An energy company suffered the theft of sensitive information because an employee downloaded a malware disguised as a videogame
According to network security and ethical hacking experts from the International Institute of Cyber Security, the South African energy company Eskom Group has suffered a double data breach due to an unsecured database and the infection of one of the company PCs with the information theft Trojan known as Azorult.
On its website, Eskom Group is defined as an energy company established in Johannesburg, South Africa, and is responsible for supplying 95% of the electric energy employed in South African territory, in addition to 45% of the electricity consumed throughout the African continent.
According to network security specialists reports, these two incidents have exposed Eskom’s network credentials, customer details, payment card information, and business details that the company considers confidential.
A security investigator known as “.SS.!” on Twitter discovered the company’s information, concluding that it was stolen using Azorult, a trojan used for password theft. “. SS.!” has been dedicating a few years to the search for compromised business devices to notify companies about their security flaws.
According to the investigator, everything indicates that the information was stolen from a user’s machine with access to the company’s internal network. Among the stolen information are Eskom network login passwords, business email accounts, and screenshots of the compromised PC at the time of installation of Azorult, among other confidential data.

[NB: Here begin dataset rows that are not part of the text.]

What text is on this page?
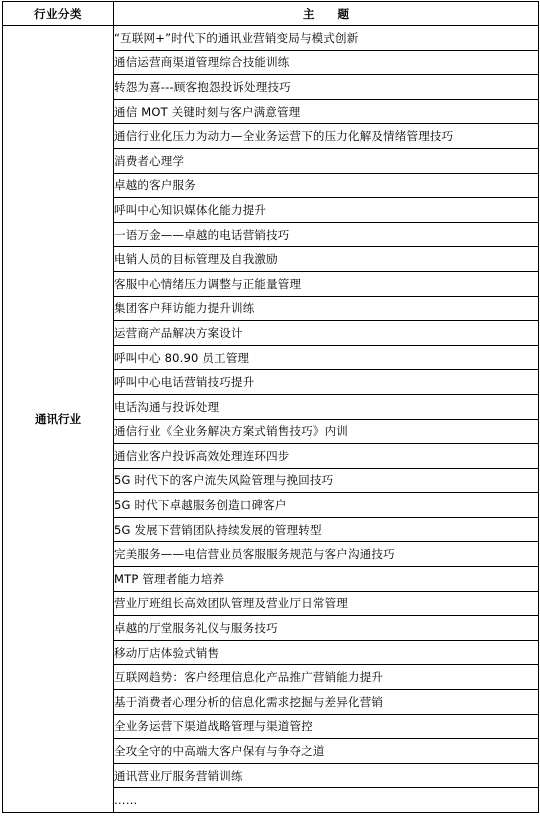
行业分类	主　　题
通讯行业	“互联网+”时代下的通讯业营销变局与模式创新
	通信运营商渠道管理综合技能训练
	转怨为喜---顾客抱怨投诉处理技巧
	通信 MOT 关键时刻与客户满意管理
	通信行业化压力为动力—全业务运营下的压力化解及情绪管理技巧
	消费者心理学
	卓越的客户服务
	呼叫中心知识媒体化能力提升
	一语万金——卓越的电话营销技巧
	电销人员的目标管理及自我激励
	客服中心情绪压力调整与正能量管理
	集团客户拜访能力提升训练
	运营商产品解决方案设计
	呼叫中心 80.90 员工管理
	呼叫中心电话营销技巧提升
	电话沟通与投诉处理
	通信行业《全业务解决方案式销售技巧》内训
	通信业客户投诉高效处理连环四步
	5G 时代下的客户流失风险管理与挽回技巧
	5G 时代下卓越服务创造口碑客户
	5G 发展下营销团队持续发展的管理转型
	完美服务——电信营业员客服服务规范与客户沟通技巧
	MTP 管理者能力培养
	营业厅班组长高效团队管理及营业厅日常管理
	卓越的厅堂服务礼仪与服务技巧
	移动厅店体验式销售
	互联网趋势：客户经理信息化产品推广营销能力提升
	基于消费者心理分析的信息化需求挖掘与差异化营销
	全业务运营下渠道战略管理与渠道管控
	全攻全守的中高端大客户保有与争夺之道
	通讯营业厅服务营销训练
	……
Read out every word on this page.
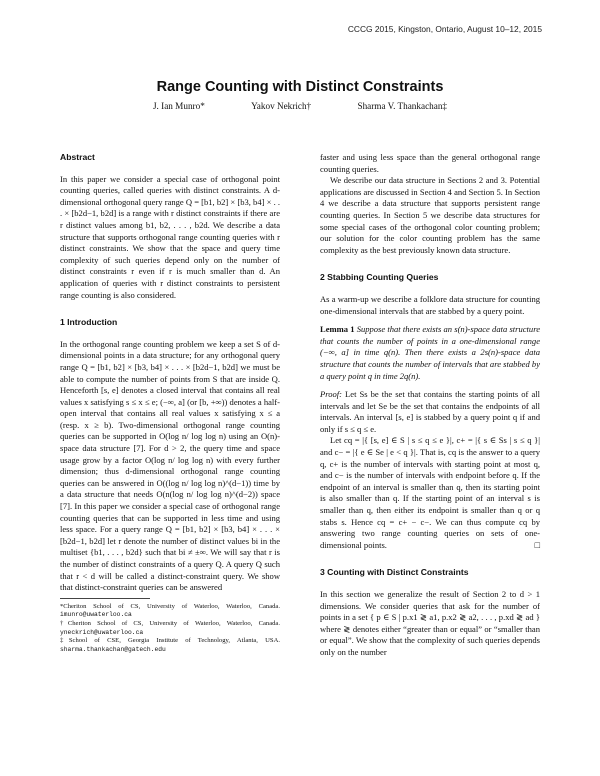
CCCG 2015, Kingston, Ontario, August 10–12, 2015
Range Counting with Distinct Constraints
J. Ian Munro*	Yakov Nekrich†	Sharma V. Thankachan‡
Abstract

In this paper we consider a special case of orthogonal point counting queries, called queries with distinct constraints. A d-dimensional orthogonal query range Q = [b1, b2] × [b3, b4] × . . . × [b2d−1, b2d] is a range with r distinct constraints if there are r distinct values among b1, b2, . . . , b2d. We describe a data structure that supports orthogonal range counting queries with r distinct constraints. We show that the space and query time complexity of such queries depend only on the number of distinct constraints r even if r is much smaller than d. An application of queries with r distinct constraints to persistent range counting is also considered.

1 Introduction

In the orthogonal range counting problem we keep a set S of d-dimensional points in a data structure; for any orthogonal query range Q = [b1, b2] × [b3, b4] × . . . × [b2d−1, b2d] we must be able to compute the number of points from S that are inside Q. Henceforth [s, e] denotes a closed interval that contains all real values x satisfying s ≤ x ≤ e; (−∞, a] (or [b, +∞)) denotes a half-open interval that contains all real values x satisfying x ≤ a (resp. x ≥ b). Two-dimensional orthogonal range counting queries can be supported in O(log n/ log log n) using an O(n)-space data structure [7]. For d > 2, the query time and space usage grow by a factor O(log n/ log log n) with every further dimension; thus d-dimensional orthogonal range counting queries can be answered in O((log n/ log log n)^(d−1)) time by a data structure that needs O(n(log n/ log log n)^(d−2)) space [7]. In this paper we consider a special case of orthogonal range counting queries that can be supported in less time and using less space. For a query range Q = [b1, b2] × [b3, b4] × . . . × [b2d−1, b2d] let r denote the number of distinct values bi in the multiset {b1, . . . , b2d} such that bi ≠ ±∞. We will say that r is the number of distinct constraints of a query Q. A query Q such that r < d will be called a distinct-constraint query. We show that distinct-constraint queries can be answered

*Cheriton School of CS, University of Waterloo, Waterloo, Canada. imunro@uwaterloo.ca

†Cheriton School of CS, University of Waterloo, Waterloo, Canada. yneckrich@uwaterloo.ca

‡School of CSE, Georgia Institute of Technology, Atlanta, USA. sharma.thankachan@gatech.edu

faster and using less space than the general orthogonal range counting queries.

We describe our data structure in Sections 2 and 3. Potential applications are discussed in Section 4 and Section 5. In Section 4 we describe a data structure that supports persistent range counting queries. In Section 5 we describe data structures for some special cases of the orthogonal color counting problem; our solution for the color counting problem has the same complexity as the best previously known data structure.

2 Stabbing Counting Queries

As a warm-up we describe a folklore data structure for counting one-dimensional intervals that are stabbed by a query point.

Lemma 1 Suppose that there exists an s(n)-space data structure that counts the number of points in a one-dimensional range (−∞, a] in time q(n). Then there exists a 2s(n)-space data structure that counts the number of intervals that are stabbed by a query point q in time 2q(n).

Proof: Let Ss be the set that contains the starting points of all intervals and let Se be the set that contains the endpoints of all intervals. An interval [s, e] is stabbed by a query point q if and only if s ≤ q ≤ e.

Let cq = |{ [s, e] ∈ S | s ≤ q ≤ e }|, c+ = |{ s ∈ Ss | s ≤ q }| and c− = |{ e ∈ Se | e < q }|. That is, cq is the answer to a query q, c+ is the number of intervals with starting point at most q, and c− is the number of intervals with endpoint before q. If the endpoint of an interval is smaller than q, then its starting point is also smaller than q. If the starting point of an interval s is smaller than q, then either its endpoint is smaller than q or q stabs s. Hence cq = c+ − c−. We can thus compute cq by answering two range counting queries on sets of one-dimensional points.	□

3 Counting with Distinct Constraints

In this section we generalize the result of Section 2 to d > 1 dimensions. We consider queries that ask for the number of points in a set { p ∈ S | p.x1 ≷ a1, p.x2 ≷ a2, . . . , p.xd ≷ ad } where ≷ denotes either “greater than or equal” or “smaller than or equal”. We show that the complexity of such queries depends only on the number
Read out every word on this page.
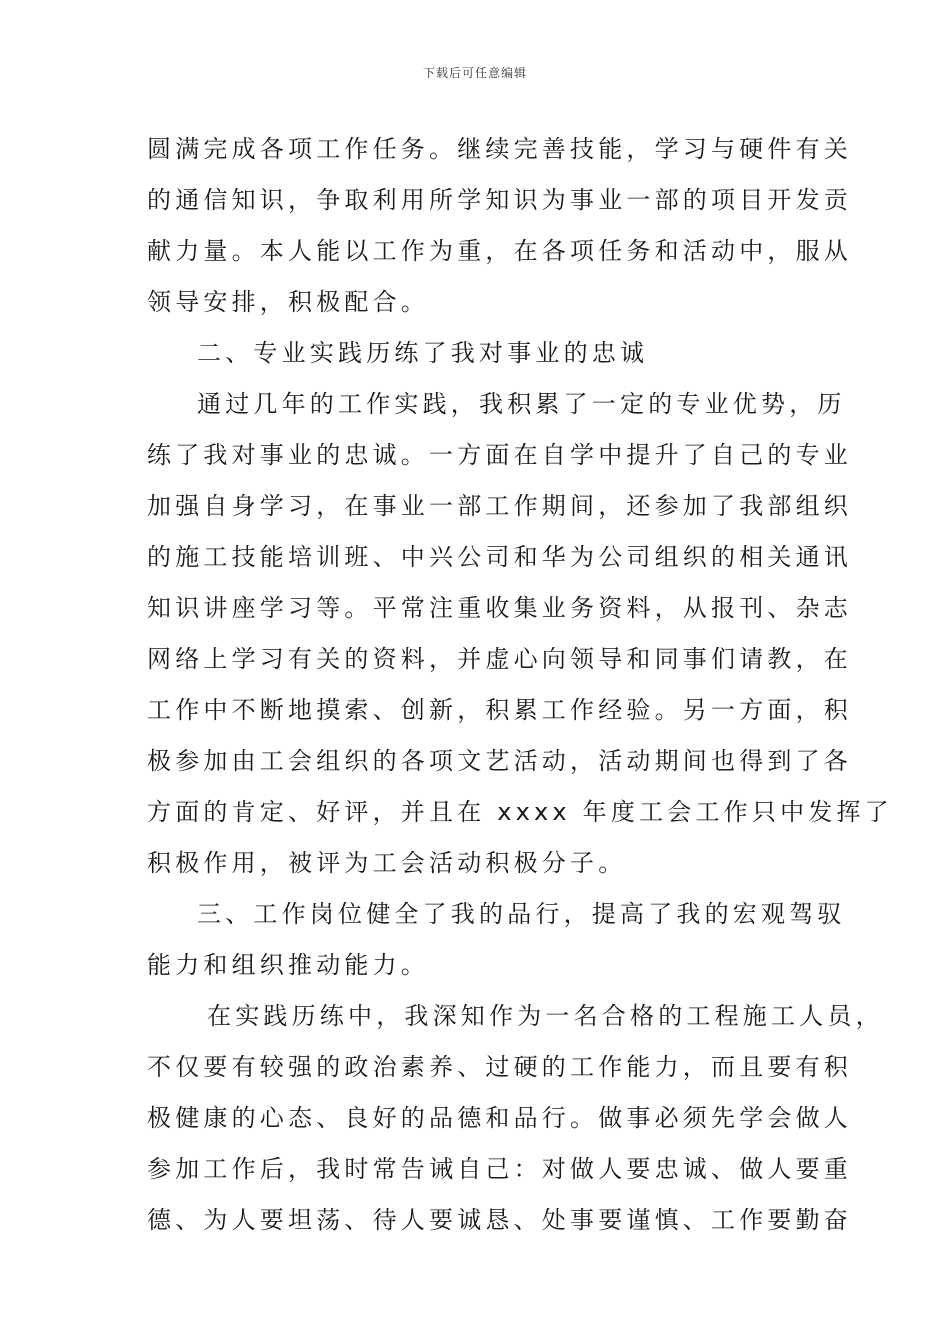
下载后可任意编辑
圆满完成各项工作任务。继续完善技能，学习与硬件有关
的通信知识，争取利用所学知识为事业一部的项目开发贡
献力量。本人能以工作为重，在各项任务和活动中，服从
领导安排，积极配合。
二、专业实践历练了我对事业的忠诚
通过几年的工作实践，我积累了一定的专业优势，历
练了我对事业的忠诚。一方面在自学中提升了自己的专业
加强自身学习，在事业一部工作期间，还参加了我部组织
的施工技能培训班、中兴公司和华为公司组织的相关通讯
知识讲座学习等。平常注重收集业务资料，从报刊、杂志
网络上学习有关的资料，并虚心向领导和同事们请教，在
工作中不断地摸索、创新，积累工作经验。另一方面，积
极参加由工会组织的各项文艺活动，活动期间也得到了各
方面的肯定、好评，并且在 xxxx 年度工会工作只中发挥了
积极作用，被评为工会活动积极分子。
三、工作岗位健全了我的品行，提高了我的宏观驾驭
能力和组织推动能力。
在实践历练中，我深知作为一名合格的工程施工人员，
不仅要有较强的政治素养、过硬的工作能力，而且要有积
极健康的心态、良好的品德和品行。做事必须先学会做人
参加工作后，我时常告诫自己：对做人要忠诚、做人要重
德、为人要坦荡、待人要诚恳、处事要谨慎、工作要勤奋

Thanks to the screenshot found by the investigator, the company discovered that the Azorult Trojan was hidden as a download file of “The Sims 4” videogame. According to specialists in network security, the download of pirated software has always been one of the main vectors of malware infection, although this trend has shown an alarming growth in recent times.
Some sites to download this kind of software offer adware packages that supposedly install the desired material, however, when executed they also install unwanted software, such as Trojans, ransomware, adware or browser extensions.
The situation worsened for Eskom after Devin Stokes, an expert in cybersecurity, found one of the company’s unsecured databases, which remained online for weeks, maybe months.
Some screenshots shared by the investigator show that this database hosted information from Eskom customers, payment details, energy consumption information, among other data.
Through a statement, the company reported that the incident is already under investigation: “The Eskom Group’s IT team is conducting an internal research to determine if our confidential information has been compromised. We will reveal more details once our analyses are completed.”